The Conway64 class holds a grid, a thread handle and a reference to the MAX7219 driver. Here’s how a Conway64 object is initialised:

// initialize
void Conway64::init()
{
	// set up display
	_max7219->power(true);
	_max7219->setIntensity(5);
	_max7219->setScanLimit(7);
	_max7219->clear();

	// create Conway task
	osThreadDef(conwayTask, conwayTaskFunc, osPriorityNormal, 0, 128);
	_conwayTaskHandle = osThreadCreate(osThread(conwayTask), this);
}

Above, we set up the correct registers on the MAX7219 driver (or the LEDs won’t light up), and start the conway task. Here’s the task function:

// The Conway Task function
void conwayTaskFunc(void const * arg)
{
	// The Joy of C++
	Conway64* conway = const_cast<Conway64*>(static_cast<const Conway64*>(arg));

	// enable for testing only
	//conway->testInit();

	// add a glider object
	conway->addGlider(0, 0);
	// draw it
	conway->render();

	// task loop
	for(;;)
	{
		// wait for signal
		osSignalWait (0x0001, osWaitForever);
		// draw
		conway->update();
		// slight delay
		osDelay(1);
	}
}

Above we add a glider to the grid, and in the for loop, we call the osSignalWait() function. This is an example of an inter-thread communication mechanism – another reason to use a full-fledged RTOS. So this code will block till it get the signal that it’s expecting. Once it gets the signal, it will call the update() method which updates the simulation by one time step.

You may recall that we called conway.signal() in the main task.
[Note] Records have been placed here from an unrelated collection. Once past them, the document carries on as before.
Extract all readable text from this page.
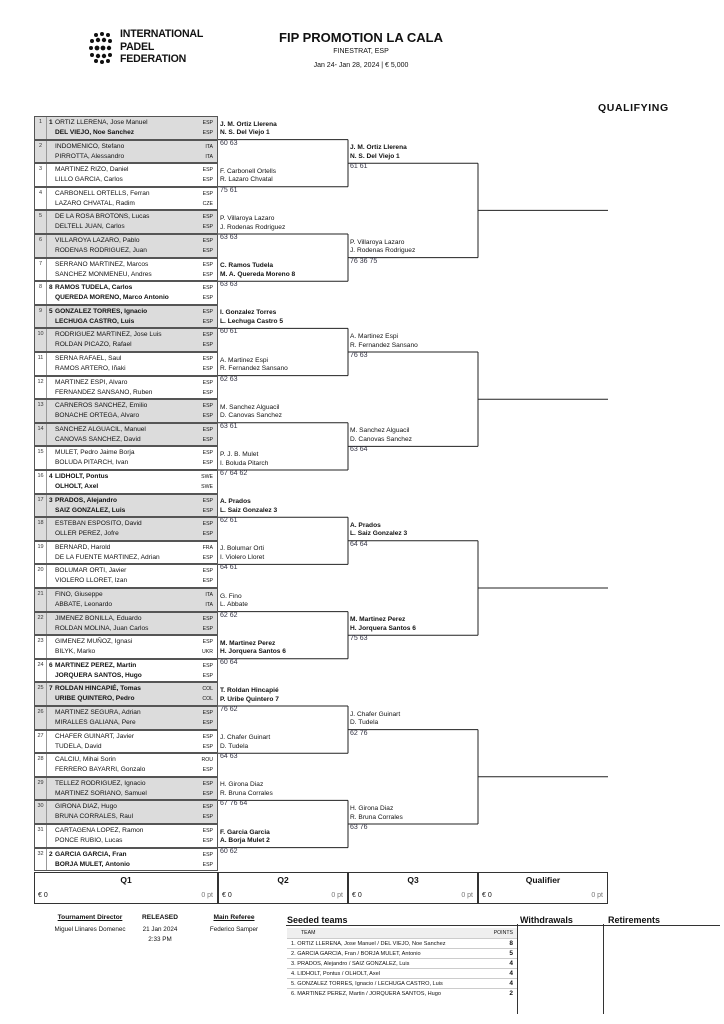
INTERNATIONAL
PADEL
FEDERATION
FIP PROMOTION LA CALA
FINESTRAT, ESP
Jan 24- Jan 28, 2024 | € 5,000
QUALIFYING
1	1 ORTIZ LLERENA, Jose Manuel	ESP
DEL VIEJO, Noe Sanchez	ESP
2	INDOMENICO, Stefano	ITA
PIRROTTA, Alessandro	ITA
3	MARTINEZ RIZO, Daniel	ESP
LILLO GARCIA, Carlos	ESP
4	CARBONELL ORTELLS, Ferran	ESP
LAZARO CHVATAL, Radim	CZE
5	DE LA ROSA BROTONS, Lucas	ESP
DELTELL JUAN, Carlos	ESP
6	VILLAROYA LAZARO, Pablo	ESP
RODENAS RODRIGUEZ, Juan	ESP
7	SERRANO MARTINEZ, Marcos	ESP
SANCHEZ MONMENEU, Andres	ESP
8	8 RAMOS TUDELA, Carlos	ESP
QUEREDA MORENO, Marco Antonio	ESP
9	5 GONZALEZ TORRES, Ignacio	ESP
LECHUGA CASTRO, Luis	ESP
10	RODRIGUEZ MARTINEZ, Jose Luis	ESP
ROLDAN PICAZO, Rafael	ESP
11	SERNA RAFAEL, Saul	ESP
RAMOS ARTERO, Iñaki	ESP
12	MARTINEZ ESPI, Alvaro	ESP
FERNANDEZ SANSANO, Ruben	ESP
13	CARNEROS SANCHEZ, Emilio	ESP
BONACHE ORTEGA, Alvaro	ESP
14	SANCHEZ ALGUACIL, Manuel	ESP
CANOVAS SANCHEZ, David	ESP
15	MULET, Pedro Jaime Borja	ESP
BOLUDA PITARCH, Ivan	ESP
16 4 LIDHOLT, Pontus	SWE
OLHOLT, Axel	SWE
17 3 PRADOS, Alejandro	ESP
SAIZ GONZALEZ, Luis	ESP
18	ESTEBAN ESPOSITO, David	ESP
OLLER PEREZ, Jofre	ESP
19	BERNARD, Harold	FRA
DE LA FUENTE MARTINEZ, Adrian	ESP
20	BOLUMAR ORTI, Javier	ESP
VIOLERO LLORET, Izan	ESP
21	FINO, Giuseppe	ITA
ABBATE, Leonardo	ITA
22	JIMENEZ BONILLA, Eduardo	ESP
ROLDAN MOLINA, Juan Carlos	ESP
23	GIMENEZ MUÑOZ, Ignasi	ESP
BILYK, Marko	UKR
24 6 MARTINEZ PEREZ, Martin	ESP
JORQUERA SANTOS, Hugo	ESP
25 7 ROLDAN HINCAPIÉ, Tomas	COL
URIBE QUINTERO, Pedro	COL
26	MARTINEZ SEGURA, Adrian	ESP
MIRALLES GALIANA, Pere	ESP
27	CHAFER GUINART, Javier	ESP
TUDELA, David	ESP
28	CALCIU, Mihai Sorin	ROU
FERRERO BAYARRI, Gonzalo	ESP
29	TELLEZ RODRIGUEZ, Ignacio	ESP
MARTINEZ SORIANO, Samuel	ESP
30	GIRONA DIAZ, Hugo	ESP
BRUNA CORRALES, Raul	ESP
31	CARTAGENA LOPEZ, Ramon	ESP
PONCE RUBIO, Lucas	ESP
32 2 GARCIA GARCIA, Fran	ESP
BORJA MULET, Antonio	ESP
J. M. Ortiz Llerena
N. S. Del Viejo 1
60 63
F. Carbonell Ortells
R. Lazaro Chvatal
75 61
P. Villaroya Lazaro
J. Rodenas Rodriguez
63 63
C. Ramos Tudela
M. A. Quereda Moreno 8
63 63
I. Gonzalez Torres
L. Lechuga Castro 5
60 61
A. Martinez Espi
R. Fernandez Sansano
62 63
M. Sanchez Alguacil
D. Canovas Sanchez
63 61
P. J. B. Mulet
I. Boluda Pitarch
67 64 62
A. Prados
L. Saiz Gonzalez 3
62 61
J. Bolumar Orti
I. Violero Lloret
64 61
G. Fino
L. Abbate
62 62
M. Martinez Perez
H. Jorquera Santos 6
60 64
T. Roldan Hincapié
P. Uribe Quintero 7
76 62
J. Chafer Guinart
D. Tudela
64 63
H. Girona Diaz
R. Bruna Corrales
67 76 64
F. Garcia Garcia
A. Borja Mulet 2
60 62
J. M. Ortiz Llerena
N. S. Del Viejo 1
61 61
P. Villaroya Lazaro
J. Rodenas Rodriguez
76 36 75
A. Martinez Espi
R. Fernandez Sansano
76 63
M. Sanchez Alguacil
D. Canovas Sanchez
63 64
A. Prados
L. Saiz Gonzalez 3
64 64
M. Martinez Perez
H. Jorquera Santos 6
75 63
J. Chafer Guinart
D. Tudela
62 76
H. Girona Diaz
R. Bruna Corrales
63 76
Q1
€ 0	0 pt
Q2
€ 0	0 pt
Q3
€ 0	0 pt
Qualifier
€ 0	0 pt
Tournament Director
Miguel Llinares Domenec
RELEASED
21 Jan 2024
2:33 PM
Main Referee
Federico Samper
Seeded teams	Withdrawals	Retirements
TEAM	POINTS
1. ORTIZ LLERENA, Jose Manuel / DEL VIEJO, Noe Sanchez	8
2. GARCIA GARCIA, Fran / BORJA MULET, Antonio	5
3. PRADOS, Alejandro / SAIZ GONZALEZ, Luis	4
4. LIDHOLT, Pontus / OLHOLT, Axel	4
5. GONZALEZ TORRES, Ignacio / LECHUGA CASTRO, Luis	4
6. MARTINEZ PEREZ, Martin / JORQUERA SANTOS, Hugo	2
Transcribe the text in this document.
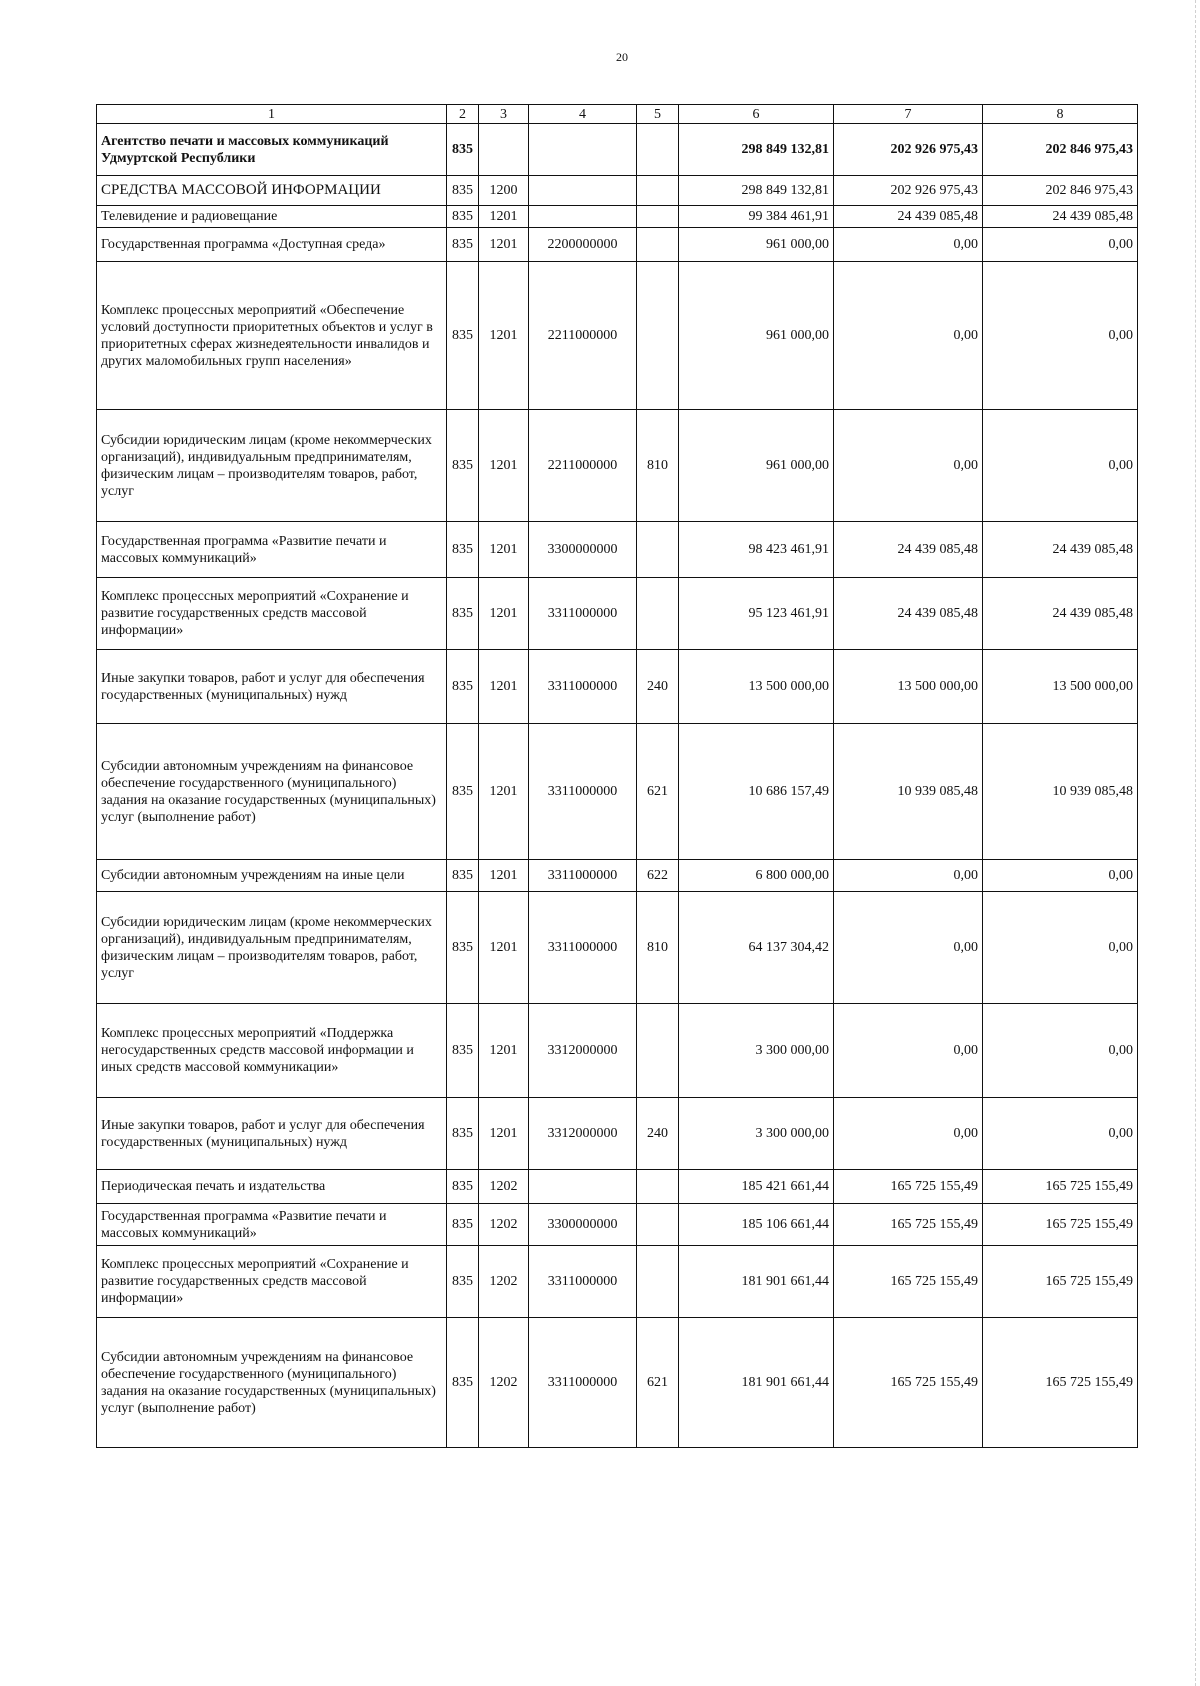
20
1	2	3	4	5	6	7	8
Агентство печати и массовых коммуникаций Удмуртской Республики	835				298 849 132,81	202 926 975,43	202 846 975,43
СРЕДСТВА МАССОВОЙ ИНФОРМАЦИИ	835	1200			298 849 132,81	202 926 975,43	202 846 975,43
Телевидение и радиовещание	835	1201			99 384 461,91	24 439 085,48	24 439 085,48
Государственная программа «Доступная среда»	835	1201	2200000000		961 000,00	0,00	0,00
Комплекс процессных мероприятий «Обеспечение условий доступности приоритетных объектов и услуг в приоритетных сферах жизнедеятельности инвалидов и других маломобильных групп населения»	835	1201	2211000000		961 000,00	0,00	0,00
Субсидии юридическим лицам (кроме некоммерческих организаций), индивидуальным предпринимателям, физическим лицам – производителям товаров, работ, услуг	835	1201	2211000000	810	961 000,00	0,00	0,00
Государственная программа «Развитие печати и массовых коммуникаций»	835	1201	3300000000		98 423 461,91	24 439 085,48	24 439 085,48
Комплекс процессных мероприятий «Сохранение и развитие государственных средств массовой информации»	835	1201	3311000000		95 123 461,91	24 439 085,48	24 439 085,48
Иные закупки товаров, работ и услуг для обеспечения государственных (муниципальных) нужд	835	1201	3311000000	240	13 500 000,00	13 500 000,00	13 500 000,00
Субсидии автономным учреждениям на финансовое обеспечение государственного (муниципального) задания на оказание государственных (муниципальных) услуг (выполнение работ)	835	1201	3311000000	621	10 686 157,49	10 939 085,48	10 939 085,48
Субсидии автономным учреждениям на иные цели	835	1201	3311000000	622	6 800 000,00	0,00	0,00
Субсидии юридическим лицам (кроме некоммерческих организаций), индивидуальным предпринимателям, физическим лицам – производителям товаров, работ, услуг	835	1201	3311000000	810	64 137 304,42	0,00	0,00
Комплекс процессных мероприятий «Поддержка негосударственных средств массовой информации и иных средств массовой коммуникации»	835	1201	3312000000		3 300 000,00	0,00	0,00
Иные закупки товаров, работ и услуг для обеспечения государственных (муниципальных) нужд	835	1201	3312000000	240	3 300 000,00	0,00	0,00
Периодическая печать и издательства	835	1202			185 421 661,44	165 725 155,49	165 725 155,49
Государственная программа «Развитие печати и массовых коммуникаций»	835	1202	3300000000		185 106 661,44	165 725 155,49	165 725 155,49
Комплекс процессных мероприятий «Сохранение и развитие государственных средств массовой информации»	835	1202	3311000000		181 901 661,44	165 725 155,49	165 725 155,49
Субсидии автономным учреждениям на финансовое обеспечение государственного (муниципального) задания на оказание государственных (муниципальных) услуг (выполнение работ)	835	1202	3311000000	621	181 901 661,44	165 725 155,49	165 725 155,49
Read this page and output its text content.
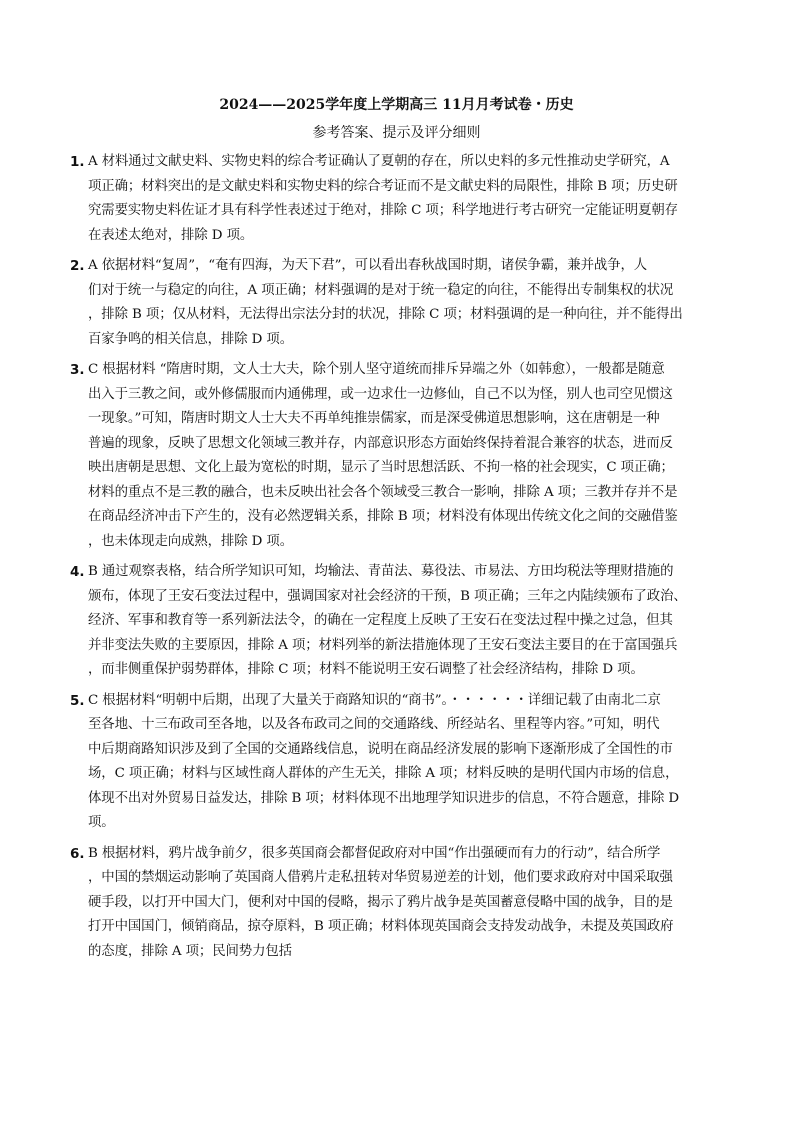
2024——2025学年度上学期高三 11月月考试卷・历史
参考答案、提示及评分细则
1. A 材料通过文献史料、实物史料的综合考证确认了夏朝的存在，所以史料的多元性推动史学研究，A
项正确；材料突出的是文献史料和实物史料的综合考证而不是文献史料的局限性，排除 B 项；历史研
究需要实物史料佐证才具有科学性表述过于绝对，排除 C 项；科学地进行考古研究一定能证明夏朝存
在表述太绝对，排除 D 项。
2. A 依据材料“复周”，“奄有四海，为天下君”，可以看出春秋战国时期，诸侯争霸，兼并战争，人
们对于统一与稳定的向往，A 项正确；材料强调的是对于统一稳定的向往，不能得出专制集权的状况
，排除 B 项；仅从材料，无法得出宗法分封的状况，排除 C 项；材料强调的是一种向往，并不能得出
百家争鸣的相关信息，排除 D 项。
3. C 根据材料 “隋唐时期，文人士大夫，除个别人坚守道统而排斥异端之外（如韩愈），一般都是随意
出入于三教之间，或外修儒服而内通佛理，或一边求仕一边修仙，自己不以为怪，别人也司空见惯这
一现象。”可知，隋唐时期文人士大夫不再单纯推崇儒家，而是深受佛道思想影响，这在唐朝是一种
普遍的现象，反映了思想文化领域三教并存，内部意识形态方面始终保持着混合兼容的状态，进而反
映出唐朝是思想、文化上最为宽松的时期，显示了当时思想活跃、不拘一格的社会现实，C 项正确；
材料的重点不是三教的融合，也未反映出社会各个领域受三教合一影响，排除 A 项；三教并存并不是
在商品经济冲击下产生的，没有必然逻辑关系，排除 B 项；材料没有体现出传统文化之间的交融借鉴
，也未体现走向成熟，排除 D 项。
4. B 通过观察表格，结合所学知识可知，均输法、青苗法、募役法、市易法、方田均税法等理财措施的
颁布，体现了王安石变法过程中，强调国家对社会经济的干预，B 项正确；三年之内陆续颁布了政治、
经济、军事和教育等一系列新法法令，的确在一定程度上反映了王安石在变法过程中操之过急，但其
并非变法失败的主要原因，排除 A 项；材料列举的新法措施体现了王安石变法主要目的在于富国强兵
，而非侧重保护弱势群体，排除 C 项；材料不能说明王安石调整了社会经济结构，排除 D 项。
5. C 根据材料“明朝中后期，出现了大量关于商路知识的“商书”。・・・・・・详细记载了由南北二京
至各地、十三布政司至各地，以及各布政司之间的交通路线、所经站名、里程等内容。”可知，明代
中后期商路知识涉及到了全国的交通路线信息，说明在商品经济发展的影响下逐渐形成了全国性的市
场，C 项正确；材料与区域性商人群体的产生无关，排除 A 项；材料反映的是明代国内市场的信息，
体现不出对外贸易日益发达，排除 B 项；材料体现不出地理学知识进步的信息，不符合题意，排除 D
项。
6. B 根据材料，鸦片战争前夕，很多英国商会都督促政府对中国“作出强硬而有力的行动”，结合所学
，中国的禁烟运动影响了英国商人借鸦片走私扭转对华贸易逆差的计划，他们要求政府对中国采取强
硬手段，以打开中国大门，便利对中国的侵略，揭示了鸦片战争是英国蓄意侵略中国的战争，目的是
打开中国国门，倾销商品，掠夺原料，B 项正确；材料体现英国商会支持发动战争，未提及英国政府
的态度，排除 A 项；民间势力包括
Here’s what it does:

void Conway64::signal()
{
	osSignalSet (_conwayTaskHandle, 0x0001);
}

This is the call that wakes up the blocked execution in the conway task.

And now for the core of the simulation – the update function:

void Conway64::update()
{
	// From my book Python Playground
	// https://www.nostarch.com/pythonplayground

	// copy grid since we require 8 neighbors for calculation
    // and we go line by line
	BitBuf88 _newGrid = _grid;
	uint8_t N = 8;
	// compute 8-neighbour sum
	// using toroidal boundary conditions - x and y wrap around
	// so that the simulaton takes place on a toroidal surface.
	for(int i = 0; i < N; i++) {
		for (int j = 0; j < N; j++) {
			int total = 0;
			// count
			if(_grid.get(i, (uint8_t)(j-1)%N))
				total++;
			if(_grid.get(i, (j+1)%N))
				total++;
			if(_grid.get((uint8_t)(i-1)%N, j))
				total++;
			if(_grid.get((i+1)%N, j))
				total++;
			if(_grid.get((uint8_t)(i-1)%N, (uint8_t)(j-1)%N))
				total++;
			if(_grid.get((uint8_t)(i-1)%N, (j+1)%N))
				total++;
			if(_grid.get((i+1)%N, (uint8_t)(j-1)%N))
				total++;
			if(_grid.get((i+1)%N, (j+1)%N))
				total++;

			// apply Conway's rules
			if (_grid.get(i, j)) {
				if ((total < 2) || (total > 3)) {
					_newGrid.clr(i, j);
				}
			}
			else {
				if (total == 3) {
					_newGrid.set(i, j);
				}
			}
		}
	}

	// render
	_max7219->setBuffer(_newGrid);

	// update data
	_grid = _newGrid;
}

I won’t go into the details of Game Of Life here. I’ve written an entire chapter on it in my book Python Playground. The above code updates the grid according to the rules of the game and the MAX7219 object is used to send this updated grid to the 8×8 LED grid.